15 Noviembre 2017 15:56

Antes de tener hijos,

tienes un perro.

Después, cuando tienes un bebé,

esperas a que el perro se muera.

Cuando el perro se muere,

sientes un alivio tremendo.

Cuando el bebé ya no es un bebé,

vuelves a querer un perro.

Este poema de Deborah Landau pertenece al libro Los usos del cuerpo, recientemente publicado en Valparaíso Ediciones y con traducción de Diego Álvarez Miguel.

En 2015, su autora y estos poemas fueron elegidos entre las lecturas más influyentes en medios tan dispares como The New Yorker, Vogue o BuzzFeed. En casi todas las reseñas que pueden encontrarse del libro en Internet, lo que los críticos y lectores destaron fue una "honestidad brutal", una "feminidad rabiosa" y un "impresionante canto de la poeta del deseo".

La mayoría de las veces que la prensa cultural se refiere a un poeta en estos grandes términos, casi siempre suele sonar a palabras vacías.
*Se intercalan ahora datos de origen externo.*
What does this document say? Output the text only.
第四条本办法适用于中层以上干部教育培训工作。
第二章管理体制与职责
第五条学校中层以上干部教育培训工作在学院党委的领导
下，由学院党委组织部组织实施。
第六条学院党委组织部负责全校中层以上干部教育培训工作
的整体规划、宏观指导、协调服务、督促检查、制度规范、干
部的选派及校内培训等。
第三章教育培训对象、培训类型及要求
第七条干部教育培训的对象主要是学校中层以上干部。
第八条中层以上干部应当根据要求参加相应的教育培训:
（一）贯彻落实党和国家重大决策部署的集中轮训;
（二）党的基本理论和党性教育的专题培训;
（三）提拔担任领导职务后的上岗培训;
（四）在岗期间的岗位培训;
Como si sólo por mencionar un órgano todo escritor fuera "el poeta del cuerpo". O como si sólo por haber dedicado un texto a su hijo, todo poeta fuera "la voz de la nueva paternidad".
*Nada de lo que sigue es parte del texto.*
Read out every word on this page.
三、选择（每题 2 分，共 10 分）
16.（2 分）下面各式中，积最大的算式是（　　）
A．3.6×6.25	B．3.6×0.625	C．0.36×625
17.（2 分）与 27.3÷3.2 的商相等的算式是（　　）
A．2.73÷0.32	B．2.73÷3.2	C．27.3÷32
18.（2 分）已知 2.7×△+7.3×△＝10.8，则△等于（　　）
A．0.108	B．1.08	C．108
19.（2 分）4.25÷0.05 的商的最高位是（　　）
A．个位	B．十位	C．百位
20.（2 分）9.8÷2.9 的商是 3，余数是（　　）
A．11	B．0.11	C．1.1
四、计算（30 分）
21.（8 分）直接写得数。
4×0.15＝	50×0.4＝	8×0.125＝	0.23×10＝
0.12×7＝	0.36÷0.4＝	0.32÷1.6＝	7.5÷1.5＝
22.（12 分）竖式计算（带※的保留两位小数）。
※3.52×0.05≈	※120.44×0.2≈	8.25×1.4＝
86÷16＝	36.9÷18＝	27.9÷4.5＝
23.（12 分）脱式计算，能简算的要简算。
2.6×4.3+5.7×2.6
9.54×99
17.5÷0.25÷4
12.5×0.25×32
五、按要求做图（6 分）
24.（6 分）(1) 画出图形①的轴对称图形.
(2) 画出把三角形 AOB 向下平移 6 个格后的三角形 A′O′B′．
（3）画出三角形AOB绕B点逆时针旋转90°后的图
En el cado de Landau, sin embargo, todos los halagos son pocos y todas las grandilocuentes etiquetas son muy necesarias. No hay nada que se prometa antes de su lectura —la sensualidad, la exploración de lo maternal, la sinceridad, el reconocimiento— que no supere las expectativas una vez cerrado el libro.

Y por eso, para demostrar lo bellos y necesarios que son sus poemas, hemos seleccionado tres que no sólo reivindican una escritura feminista, sino que además demuestran que tanto en la poesía y como en la vida, todo tema femenino es un tema universal:

Me encontré siendo madre.

Me encontré con un bebé sin ningún propósito en L.A.

Estaba en una situación digamos infantil.

Primero: yo no existía.

Segundo: tú no existías.

Para entonces, ya lo habíamos hecho.

Diez días de curación.

Diez brechas en la piel.

Lo oculté discretamente.

Poniendo gestos de dolor al amamantarle.

Esto es justo lo que estoy haciendo ahora.

Toda la noche recorriendo el pasillo

con él dormido entre mis brazos.

*

Los usos del cuerpo son múltiples.

Los labios, los dedos, la nuca.

Uno debe aprovecharlos tanto como pueda

antes de que el tiempo se agote. En el Paraíso.

Deberías apreciarlo. No lo desperdicies.

Toma un bocado jugoso y trágatelo.

Los melocotones son para saborearlos.

En el Paraíso.

Nos tumbamos y muchas tardes

nos trajeron placer y sosiego.

*

Me causa auténtico pavor

el ver a una mujer renqueando

por la acera, adagio encorvado,

apenas apoyándose

—me aterroriza de veras,

podría dibujarte un esquema

de la gran degradación ,

pronto nos habrá llegado

el turno a nosotros—.

La boda se acabó.

El verano se acabó.

Vida, por favor, explícalo.

Este libro ya está leído casi a la mitad.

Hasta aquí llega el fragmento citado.